Thank goodness for preschool and the fantastic teachers who steer our children toward social norms. While I bit the inside of my cheek, drawing blood to avoid laughter, one of our teachers helped that kid understand that junk displays just aren’t acceptable at school. In her happy Mary Poppins voice, she hypnotized that boy and commanded him to pull up his drawers. I swear she did. She’s magical and thank goodness!
Who knows what would have happened if it weren’t for Miss Mary. Take the whole butterfly effect into account…had she not been there to intervene and I was the only ill-equipped adult in the vicinity, my laughter might have placed that kid at serious risk. He might have been destined for a future filled with flashing and let’s be honest, after the age of 5, that kind of stuff starts to get creepy.

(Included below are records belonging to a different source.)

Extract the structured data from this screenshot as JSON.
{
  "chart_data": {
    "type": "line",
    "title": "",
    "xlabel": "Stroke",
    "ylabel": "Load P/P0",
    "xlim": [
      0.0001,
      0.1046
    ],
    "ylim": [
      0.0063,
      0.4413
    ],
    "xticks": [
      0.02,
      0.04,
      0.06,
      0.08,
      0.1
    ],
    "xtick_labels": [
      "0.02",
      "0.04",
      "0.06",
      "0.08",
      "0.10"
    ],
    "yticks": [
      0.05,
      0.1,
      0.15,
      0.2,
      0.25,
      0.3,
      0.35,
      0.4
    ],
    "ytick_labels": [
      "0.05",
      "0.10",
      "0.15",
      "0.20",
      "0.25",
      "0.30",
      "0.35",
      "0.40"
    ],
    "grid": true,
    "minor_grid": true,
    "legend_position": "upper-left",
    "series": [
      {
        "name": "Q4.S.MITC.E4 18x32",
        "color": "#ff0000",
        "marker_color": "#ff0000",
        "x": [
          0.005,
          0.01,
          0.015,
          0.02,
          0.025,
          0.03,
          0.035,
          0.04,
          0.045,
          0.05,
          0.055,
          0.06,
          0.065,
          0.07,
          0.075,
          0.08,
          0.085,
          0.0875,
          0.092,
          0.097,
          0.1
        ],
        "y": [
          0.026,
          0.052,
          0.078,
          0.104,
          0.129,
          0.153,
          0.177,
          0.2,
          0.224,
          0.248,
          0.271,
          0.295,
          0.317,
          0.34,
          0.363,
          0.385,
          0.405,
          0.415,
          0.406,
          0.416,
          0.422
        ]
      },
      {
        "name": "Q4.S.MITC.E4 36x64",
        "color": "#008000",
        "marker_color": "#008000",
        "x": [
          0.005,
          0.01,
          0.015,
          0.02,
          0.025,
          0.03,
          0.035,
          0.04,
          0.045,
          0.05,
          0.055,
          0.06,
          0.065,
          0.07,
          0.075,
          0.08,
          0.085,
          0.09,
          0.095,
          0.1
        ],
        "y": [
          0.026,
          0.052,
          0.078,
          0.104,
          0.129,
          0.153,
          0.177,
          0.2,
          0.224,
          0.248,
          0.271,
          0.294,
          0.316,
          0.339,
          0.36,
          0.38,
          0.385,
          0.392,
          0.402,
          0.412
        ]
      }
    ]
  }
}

Putting the flashing aside, my parent helper gig happened to fall on Cookie Swap day. The mommies all got together at a mommy’s house and swapped deliciousness while I was busy suppressing belly laughs as one of their kids pulled his drawers down in the middle of the classroom.
I was bummed to miss the Cookie Swap so I decided that I’d contribute anyway. I made these Martha Stewartish melted snowman cookies.
Okay, maybe they look more like something Martha Stewart would turn out if she was coming off a week long crack bender, but still… I tried.
Last year I’d have made them perfect. I would have made perfect sugar cookie dough, perfect royal icing and I’d have used all the right cake decorating tools to make my melted snowman perfectly perfect.
But then I started taking medication.
(No, seriously. I’m taking ADHD meds now and I’m way less psychotic about details than I’ve been for most of my life. It’s somewhat refreshing to not give that much of a shit what my snowmen cookies look like.)
So, last night I spent three hours making my melted snowman cookies because there’s still a little corner in my brain where the little psycho lady hides. She nagged, Make some cookies stupid or the other mommies will think you suck!
So I listened to her.
By 9:30, my eyes were burning and my hand hurt from squeezing tiny buttons, noses and scarves onto 36 snowmen. I simply stopped caring what the cookies looked like.
I let it go.
And when I sat in the preschool classroom with 13 little people, Kate and two magical teacher ladies, I laughed and I smiled and I thoroughly enjoyed myself.